MD Lounge's topic is "Referrals". Improving our referral system is part of our office's Clinical Practice Redesign effort, but it looks like we're reinventing the wheel! The College of Family Physicians of Canada and The Royal College of Physicians and Surgeons of Canada looked at the referral/consultation process in a 1993 task force report.
In a 2006 review, they suggested 3 features to enhance the process:
- A defined single access point within local referral/consultation systems.
We're the single access point for urology in Saskatoon, and my family physician colleagues say that's very handy for them. Imagine a single website listing all Saskatchewan specialists with their particular area of clinical interest. This would be very valuable in Saskatchewan, where there are regularly new physicians, who aren't familiar with local specialist resources.
A single access point could be leveraged by also providing wait time information (for surgery, in the following examples) for individual specialists (like Alberta), or by region or hospital (like Ontario). Of course, you would make this information public so that patients are better able to choose the specialist they wish to see. This requires a significant investment in infrastructure to measure the wait times and update the website regularly. It doesn't require any change in physician behavior, making it easier to sell to physicians.
The real power of a single access point is the pooled referral process. This has been the single most effective change we've made to reduce our office wait times. As of May 2008, any referrals we receive are automatically assigned to the first available urologist. Patients, and their referring physicians, can choose a particular urologist ("No substitutions") if they wish, but may wait longer for their visit. I like the analogy of an ice-cube tray to explain this system. If you pour water into one compartment of an ice-cube tray, it will automatically spill into the next compartment once the first is full. When we changed from optional pooled referral to "default" pooled referral, it simplified appointment booking for our staff.
A pooled referral system requires a deeply collegial group, and probably some kind of fee sharing agreement.

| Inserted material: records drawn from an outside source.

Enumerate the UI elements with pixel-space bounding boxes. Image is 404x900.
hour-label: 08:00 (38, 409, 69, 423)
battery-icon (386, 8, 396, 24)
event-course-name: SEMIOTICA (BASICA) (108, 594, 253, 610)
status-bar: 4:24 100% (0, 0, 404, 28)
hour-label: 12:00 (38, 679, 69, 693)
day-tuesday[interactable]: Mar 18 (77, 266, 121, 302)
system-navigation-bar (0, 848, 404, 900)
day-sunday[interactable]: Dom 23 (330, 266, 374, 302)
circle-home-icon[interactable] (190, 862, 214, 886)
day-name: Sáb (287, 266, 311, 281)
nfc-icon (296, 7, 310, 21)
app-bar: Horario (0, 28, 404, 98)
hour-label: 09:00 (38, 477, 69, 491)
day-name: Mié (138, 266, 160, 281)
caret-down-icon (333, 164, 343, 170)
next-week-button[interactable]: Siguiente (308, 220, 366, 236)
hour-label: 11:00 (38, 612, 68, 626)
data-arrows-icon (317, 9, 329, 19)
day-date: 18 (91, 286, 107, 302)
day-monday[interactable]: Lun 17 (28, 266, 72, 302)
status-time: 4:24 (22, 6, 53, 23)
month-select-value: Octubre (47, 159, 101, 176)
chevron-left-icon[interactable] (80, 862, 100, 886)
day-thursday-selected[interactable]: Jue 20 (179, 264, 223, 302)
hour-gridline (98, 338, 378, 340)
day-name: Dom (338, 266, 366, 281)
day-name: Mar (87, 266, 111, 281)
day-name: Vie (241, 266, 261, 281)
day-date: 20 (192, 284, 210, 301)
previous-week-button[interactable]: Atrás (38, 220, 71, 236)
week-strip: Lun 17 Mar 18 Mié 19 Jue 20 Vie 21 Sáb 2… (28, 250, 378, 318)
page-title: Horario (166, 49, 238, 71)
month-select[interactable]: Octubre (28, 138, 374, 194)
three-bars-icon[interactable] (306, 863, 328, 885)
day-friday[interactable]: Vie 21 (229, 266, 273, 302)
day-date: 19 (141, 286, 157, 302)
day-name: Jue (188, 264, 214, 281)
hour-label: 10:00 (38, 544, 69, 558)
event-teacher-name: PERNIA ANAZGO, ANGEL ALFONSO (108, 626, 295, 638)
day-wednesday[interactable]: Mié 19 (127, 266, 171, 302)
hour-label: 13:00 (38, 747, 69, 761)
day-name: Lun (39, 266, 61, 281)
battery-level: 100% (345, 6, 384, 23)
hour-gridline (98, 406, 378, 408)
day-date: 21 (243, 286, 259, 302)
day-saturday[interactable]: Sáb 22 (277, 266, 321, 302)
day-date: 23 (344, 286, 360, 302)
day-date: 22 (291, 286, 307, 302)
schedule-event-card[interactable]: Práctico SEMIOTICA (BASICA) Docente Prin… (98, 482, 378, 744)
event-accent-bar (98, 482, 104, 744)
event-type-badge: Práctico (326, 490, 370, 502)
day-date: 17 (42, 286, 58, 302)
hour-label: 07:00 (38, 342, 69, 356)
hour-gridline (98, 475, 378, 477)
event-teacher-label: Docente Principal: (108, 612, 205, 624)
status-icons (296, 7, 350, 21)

Also, no cherry-picking "easy" cases!
- Templates for referrals and consultation advice
- An agreement among key players (relevant GP/FP and other specialty organizations) on referral/consultation criteria
These two features seem very similar, and reminded me of our hematuria referral initiative. With some conditions, it may be difficult to reach consensus on information required for a referral request. Or, a condition may be so uncommon that it's not worth the effort to develop a standardized referral template. But, hematuria referrals are common and the Canadian Urological Association has already developed guidelines for evaluation.

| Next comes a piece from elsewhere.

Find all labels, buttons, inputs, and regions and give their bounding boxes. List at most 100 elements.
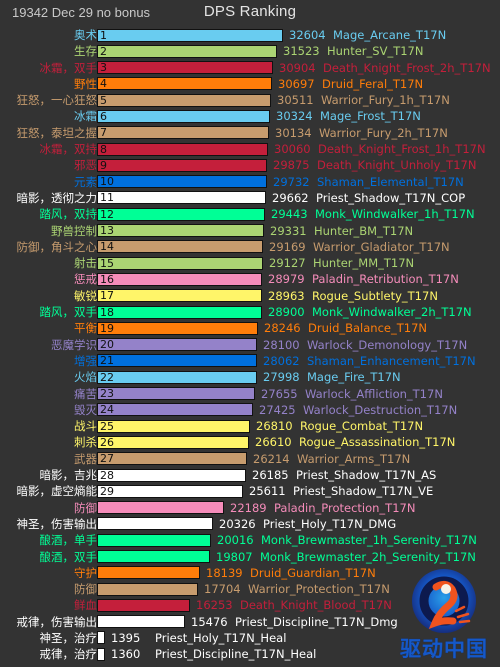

Last year, we started sending our hematuria referral template to referring physicians. I've been noticing that some referral letters now include the completed template including lab and x-ray results. In "Total Recall," I posted results of a chart review done before the hematuria referral template was distributed. I looked at the adequacy of patient information (past medical history, medications and allergies), as well as test results (lab work and ultrasound).

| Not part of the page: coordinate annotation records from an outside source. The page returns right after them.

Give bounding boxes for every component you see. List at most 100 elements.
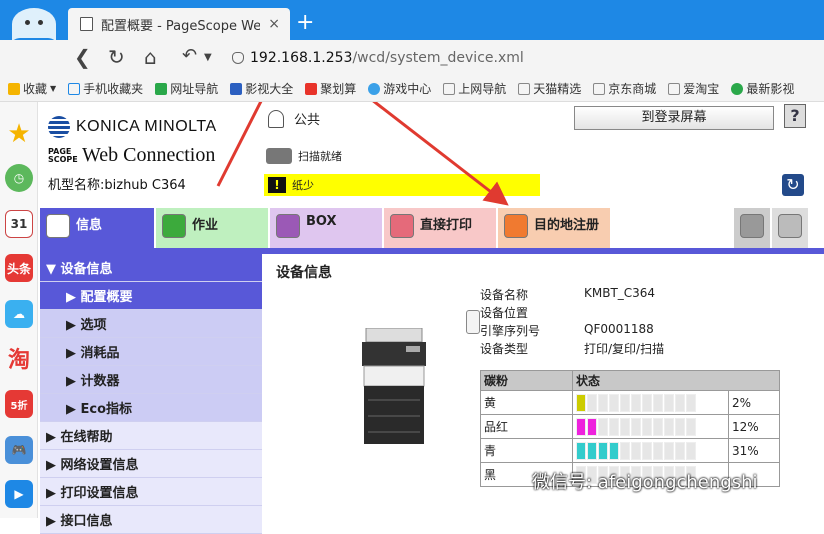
paper-low-warning: ! 纸少 <box>264 174 540 196</box>
new-tab-button[interactable]: + <box>296 10 314 35</box>
login-screen-button[interactable]: 到登录屏幕 <box>574 106 774 130</box>
toner-row: 品红 12% <box>480 414 780 439</box>
toner-level-cell <box>686 441 696 460</box>
bookmark-item[interactable]: 最新影视 <box>731 80 794 97</box>
model-name: 机型名称:bizhub C364 <box>48 178 186 193</box>
konica-logo-icon <box>48 116 70 138</box>
bookmark-item[interactable]: 爱淘宝 <box>668 80 719 97</box>
tab-display[interactable] <box>772 208 808 248</box>
cat-icon <box>731 82 744 95</box>
toner-percent: 2% <box>728 390 780 415</box>
toner-level-cell <box>620 417 630 436</box>
menu-interface[interactable]: ▶ 接口信息 <box>40 506 262 534</box>
calendar-icon[interactable]: 31 <box>5 210 33 238</box>
taobao-icon[interactable]: 淘 <box>5 344 33 373</box>
toner-level-cell <box>609 417 619 436</box>
destination-icon <box>504 214 528 238</box>
toner-name: 品红 <box>480 414 573 439</box>
page-icon <box>518 82 531 95</box>
undo-icon[interactable]: ↶ <box>182 45 197 66</box>
refresh-button[interactable]: ↻ <box>782 174 804 196</box>
film-icon <box>230 82 243 95</box>
bookmark-item[interactable]: 手机收藏夹 <box>68 80 143 97</box>
toner-level-cell <box>686 393 696 412</box>
info-label: 设备名称 <box>480 288 529 302</box>
pagescope-logo: PAGE SCOPE Web Connection <box>48 144 216 166</box>
tab-destination-register[interactable]: 目的地注册 <box>498 208 610 248</box>
bookmark-item[interactable]: 天猫精选 <box>518 80 581 97</box>
close-icon[interactable]: × <box>268 16 280 32</box>
tab-jobs[interactable]: 作业 <box>156 208 268 248</box>
browser-tab[interactable]: 配置概要 - PageScope Web × <box>68 8 290 40</box>
menu-network-settings[interactable]: ▶ 网络设置信息 <box>40 450 262 478</box>
link-icon <box>155 82 168 95</box>
toutiao-icon[interactable]: 头条 <box>5 254 33 282</box>
weather-icon[interactable]: ☁ <box>5 300 33 328</box>
printer-image <box>362 328 426 444</box>
toner-level-cell <box>664 441 674 460</box>
star-icon[interactable]: ★ <box>5 119 33 149</box>
clock-icon[interactable]: ◷ <box>5 164 33 192</box>
menu-consumables[interactable]: ▶ 消耗品 <box>40 338 262 366</box>
toner-name: 青 <box>480 438 573 463</box>
toner-level-cell <box>631 393 641 412</box>
user-info: 公共 <box>268 109 320 128</box>
url-host: 192.168.1.253 <box>250 50 353 66</box>
game-icon[interactable]: 🎮 <box>5 436 33 464</box>
menu-device-info[interactable]: ▼ 设备信息 <box>40 254 262 282</box>
navigation-bar: ❮ ↻ ⌂ ↶ ▼ 192.168.1.253 /wcd/system_devi… <box>0 40 824 76</box>
discount-icon[interactable]: 5折 <box>5 390 33 418</box>
toner-level-cell <box>631 417 641 436</box>
info-icon <box>46 214 70 238</box>
tab-direct-print[interactable]: 直接打印 <box>384 208 496 248</box>
back-icon[interactable]: ❮ <box>74 45 91 69</box>
toner-header: 碳粉 <box>480 370 573 391</box>
menu-print-settings[interactable]: ▶ 打印设置信息 <box>40 478 262 506</box>
bookmark-favorites[interactable]: 收藏 ▼ <box>8 80 56 97</box>
tab-box[interactable]: BOX <box>270 208 382 248</box>
info-label: 引擎序列号 <box>480 324 541 338</box>
toner-level-cell <box>609 441 619 460</box>
screen-icon <box>778 214 802 238</box>
toner-percent: 31% <box>728 438 780 463</box>
bookmark-item[interactable]: 游戏中心 <box>368 80 431 97</box>
bookmark-item[interactable]: 聚划算 <box>305 80 356 97</box>
toner-level-cell <box>642 417 652 436</box>
menu-online-help[interactable]: ▶ 在线帮助 <box>40 422 262 450</box>
tab-maintenance[interactable] <box>734 208 770 248</box>
bookmark-item[interactable]: 影视大全 <box>230 80 293 97</box>
bookmark-item[interactable]: 上网导航 <box>443 80 506 97</box>
menu-options[interactable]: ▶ 选项 <box>40 310 262 338</box>
info-label: 设备类型 <box>480 342 529 356</box>
tab-info[interactable]: 信息 <box>40 208 154 248</box>
toner-level-cell <box>675 393 685 412</box>
help-button[interactable]: ? <box>784 104 806 128</box>
address-bar[interactable]: 192.168.1.253 /wcd/system_device.xml <box>232 46 824 70</box>
toner-row: 黄 2% <box>480 390 780 415</box>
page-title: 设备信息 <box>276 265 332 281</box>
menu-eco[interactable]: ▶ Eco指标 <box>40 394 262 422</box>
print-icon <box>390 214 414 238</box>
video-icon[interactable]: ▶ <box>5 480 33 508</box>
home-icon[interactable]: ⌂ <box>144 45 157 69</box>
toner-row: 青 31% <box>480 438 780 463</box>
star-icon <box>8 82 20 95</box>
toner-level-cell <box>598 417 608 436</box>
chevron-down-icon[interactable]: ▼ <box>204 52 212 63</box>
toner-level-cell <box>653 417 663 436</box>
reload-icon[interactable]: ↻ <box>108 45 125 69</box>
shield-icon <box>232 52 244 64</box>
info-value: 打印/复印/扫描 <box>584 342 665 356</box>
konica-minolta-logo: KONICA MINOLTA <box>48 116 217 138</box>
user-icon <box>268 109 284 128</box>
menu-counter[interactable]: ▶ 计数器 <box>40 366 262 394</box>
bookmark-item[interactable]: 京东商城 <box>593 80 656 97</box>
avatar[interactable] <box>12 8 56 40</box>
bookmark-item[interactable]: 网址导航 <box>155 80 218 97</box>
toner-level-cell <box>620 393 630 412</box>
page-icon <box>668 82 681 95</box>
menu-config-summary[interactable]: ▶ 配置概要 <box>40 282 262 310</box>
toner-level-cell <box>686 417 696 436</box>
toner-percent: 12% <box>728 414 780 439</box>
phone-icon <box>68 82 81 95</box>
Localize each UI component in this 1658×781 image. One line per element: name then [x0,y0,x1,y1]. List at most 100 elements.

I reviewed a similar number of charts this week, to see if publicizing the referral template had really made a difference.
The 2007 results are from the previous pre-template review. I looked at 18 charts each time. I didn't bother reporting about patient information this time, as it's very subjective as to what is "adequate" medical history, etc. Also, I only looked at lab/ultrasound reports that were provided in the initial consultation letter, not information that was received as a result of our staff requesting more information from the referring physician's office. The whole point of this referral template was to reduce the number of phone calls my staff has to make, the number of times I need to "handle" a chart (i.e. when new information arrives), and the amount of extra work the referring physician's office has to do. All this is done with the intent of being able to provide our patients with better service: a single specialist visit that includes consultation, any additional testing/examinations, and review of the results.
When I did this review, I also discovered that it's now rare for me to see someone with hematuria in my office. Hematuria referrals are still common, but I just arrange to see them for a combination consultation and cystoscopy (bladder examination) at the hospital. If I can anticipate the need for cystoscopy, I combine all necessary testing into one visit. This further frees up office capacity for other new referrals or review visits.
I've griped previously about the quality and content of referral letters. I wondered why referring docs didn't include all the information I needed to assess patients properly. The above graph shows that the problem is not with the referring docs – it's with the specialists! Once we told them what we actually wanted, referring docs were happy to arrange the testing and get the results to us.
And I thought they could just read my mind!